Today, if cesium-137 were stolen and used in a dirty bomb, the target—whether it is Port Authority, the Empire State Building, or the U.S. Capitol Building—would become a “no-go” zone for months or even years. The government would pay immense sums to decontaminate the area. That’s why dirty bombs are often referred to as weapons of mass disruption.

Fortunately, non-radioactive sources for blood irradiators are readily available. If used globally, the risk of a terrorist acquiring a dirty bomb would be greatly reduced. Other options include x-ray blood irradiators, linear accelerators, and photochemical UV sterilizers. Many other countries have already replaced their cesium irradiators with alternative technologies, with x-ray irradiation proving to be the most popular option.

Some Progress

There is now an international initiative to replace cesium irradiators. France and Norway have replaced 100 percent of their cesium sources, while Japan has replaced about 80 percent of its stock in the wake of the 2011 Fukushima incident. The United States remains gravely behind on this front, even though the solution would increase U.S. national security with no negative impact on the quality of medical care.
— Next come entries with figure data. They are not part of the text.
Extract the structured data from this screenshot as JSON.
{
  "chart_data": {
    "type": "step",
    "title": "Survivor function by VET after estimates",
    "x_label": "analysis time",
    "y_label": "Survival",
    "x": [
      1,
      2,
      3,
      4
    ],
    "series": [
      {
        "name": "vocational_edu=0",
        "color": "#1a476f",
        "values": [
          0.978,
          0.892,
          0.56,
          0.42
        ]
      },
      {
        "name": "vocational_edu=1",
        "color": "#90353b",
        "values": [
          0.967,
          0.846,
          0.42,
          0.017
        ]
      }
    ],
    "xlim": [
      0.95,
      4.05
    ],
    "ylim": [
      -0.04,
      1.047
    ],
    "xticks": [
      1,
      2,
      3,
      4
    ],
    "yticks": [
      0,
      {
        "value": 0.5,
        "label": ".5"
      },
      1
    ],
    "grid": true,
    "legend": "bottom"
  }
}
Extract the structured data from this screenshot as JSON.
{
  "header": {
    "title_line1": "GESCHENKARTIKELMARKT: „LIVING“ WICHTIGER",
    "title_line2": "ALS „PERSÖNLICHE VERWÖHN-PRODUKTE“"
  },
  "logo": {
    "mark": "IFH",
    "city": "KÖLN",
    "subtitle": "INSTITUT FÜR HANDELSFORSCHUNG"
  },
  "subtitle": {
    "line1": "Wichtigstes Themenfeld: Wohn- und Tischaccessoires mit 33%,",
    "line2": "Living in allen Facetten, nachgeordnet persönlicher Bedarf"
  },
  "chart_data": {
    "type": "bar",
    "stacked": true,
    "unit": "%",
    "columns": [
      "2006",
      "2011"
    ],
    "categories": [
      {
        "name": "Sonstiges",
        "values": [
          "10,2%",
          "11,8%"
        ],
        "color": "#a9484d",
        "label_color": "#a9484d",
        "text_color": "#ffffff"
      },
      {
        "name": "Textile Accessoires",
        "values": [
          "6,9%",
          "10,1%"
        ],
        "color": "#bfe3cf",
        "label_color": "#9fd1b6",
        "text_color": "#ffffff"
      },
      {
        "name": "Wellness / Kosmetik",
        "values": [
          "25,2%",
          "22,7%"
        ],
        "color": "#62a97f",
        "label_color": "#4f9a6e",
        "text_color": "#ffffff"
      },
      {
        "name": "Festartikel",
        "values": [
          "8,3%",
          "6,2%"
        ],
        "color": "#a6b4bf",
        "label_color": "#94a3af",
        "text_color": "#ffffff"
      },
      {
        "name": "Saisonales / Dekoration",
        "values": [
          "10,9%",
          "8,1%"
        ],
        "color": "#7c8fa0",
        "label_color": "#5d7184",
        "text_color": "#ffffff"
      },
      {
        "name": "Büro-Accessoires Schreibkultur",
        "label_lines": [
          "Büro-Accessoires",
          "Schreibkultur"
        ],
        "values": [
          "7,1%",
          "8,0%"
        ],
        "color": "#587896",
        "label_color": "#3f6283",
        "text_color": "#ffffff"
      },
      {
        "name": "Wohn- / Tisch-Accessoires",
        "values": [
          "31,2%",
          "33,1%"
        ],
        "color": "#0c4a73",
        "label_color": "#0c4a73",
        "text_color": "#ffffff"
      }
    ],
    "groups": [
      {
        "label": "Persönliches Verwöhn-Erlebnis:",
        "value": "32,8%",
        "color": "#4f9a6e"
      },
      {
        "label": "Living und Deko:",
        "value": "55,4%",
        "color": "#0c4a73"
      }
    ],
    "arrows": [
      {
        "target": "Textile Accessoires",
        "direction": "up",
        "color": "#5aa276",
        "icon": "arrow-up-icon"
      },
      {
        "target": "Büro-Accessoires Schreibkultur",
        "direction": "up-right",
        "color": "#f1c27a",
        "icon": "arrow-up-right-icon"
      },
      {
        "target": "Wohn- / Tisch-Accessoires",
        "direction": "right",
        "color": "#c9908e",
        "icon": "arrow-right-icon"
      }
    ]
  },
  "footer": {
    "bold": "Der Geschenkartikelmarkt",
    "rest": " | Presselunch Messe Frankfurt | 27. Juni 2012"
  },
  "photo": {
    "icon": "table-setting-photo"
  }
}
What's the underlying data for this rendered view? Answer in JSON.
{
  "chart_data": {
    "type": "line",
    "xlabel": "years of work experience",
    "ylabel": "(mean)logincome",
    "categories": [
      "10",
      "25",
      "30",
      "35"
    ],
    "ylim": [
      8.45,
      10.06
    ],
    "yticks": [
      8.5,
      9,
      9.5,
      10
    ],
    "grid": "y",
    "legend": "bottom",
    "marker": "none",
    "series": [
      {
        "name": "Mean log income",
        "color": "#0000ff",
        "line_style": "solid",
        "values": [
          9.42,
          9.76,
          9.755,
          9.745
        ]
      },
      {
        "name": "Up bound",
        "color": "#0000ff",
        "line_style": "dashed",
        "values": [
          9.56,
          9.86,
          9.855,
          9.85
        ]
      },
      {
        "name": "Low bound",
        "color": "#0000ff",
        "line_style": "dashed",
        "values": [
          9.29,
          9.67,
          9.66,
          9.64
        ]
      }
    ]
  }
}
There are some reasons that change has been slow. Cesium-137 sources are relatively low-cost and last about 30 years due to their longer half-life, making them ideal for medical facilities. Yet, the facilities that house the irradiators are not required to have insurance. Should there be an incident, the cost of cleanup will fall on the government. Thus, the current situation lacks incentive for change, but budgetary constraints for new technology are not insurmountable. In the long-term, x-ray blood irradiators do not need security and could add to hospital savings. In the short-term, government programs already exist to ease the financial strain of transitioning to a new technology.

To facilitate the transition to alternative technology, the Office of Radiological Security at the National Nuclear Security Agency (NNSA) created an initiative to replace 34 cesium irradiators by 2020. The NNSA is offering to remove the radioactive source, saving hospitals an estimated $100,000 – $200,000 per irradiator, and providing assurance that the source is disposed of properly, in addition to paying for half of the new x-ray technology (a cost of about $250,000). While replacing 34 devices is a start to increasing domestic nuclear security, there is still work to be done to replace all 550 cesium blood irradiators in U.S. hospitals.

New York City now sits at the forefront of the movement to eradicate cesium-137 blood irradiators, promising to complete the transition to alternative technology by 2020. But more needs to be done. Pennsylvania, Massachusetts, Texas, and California have the highest number of cesium blood irradiators and are at higher risk. They should be encouraged to follow the Big Apple’s lead. The technology that saves lives should not pose a national security threat — and in this case, it does not have to.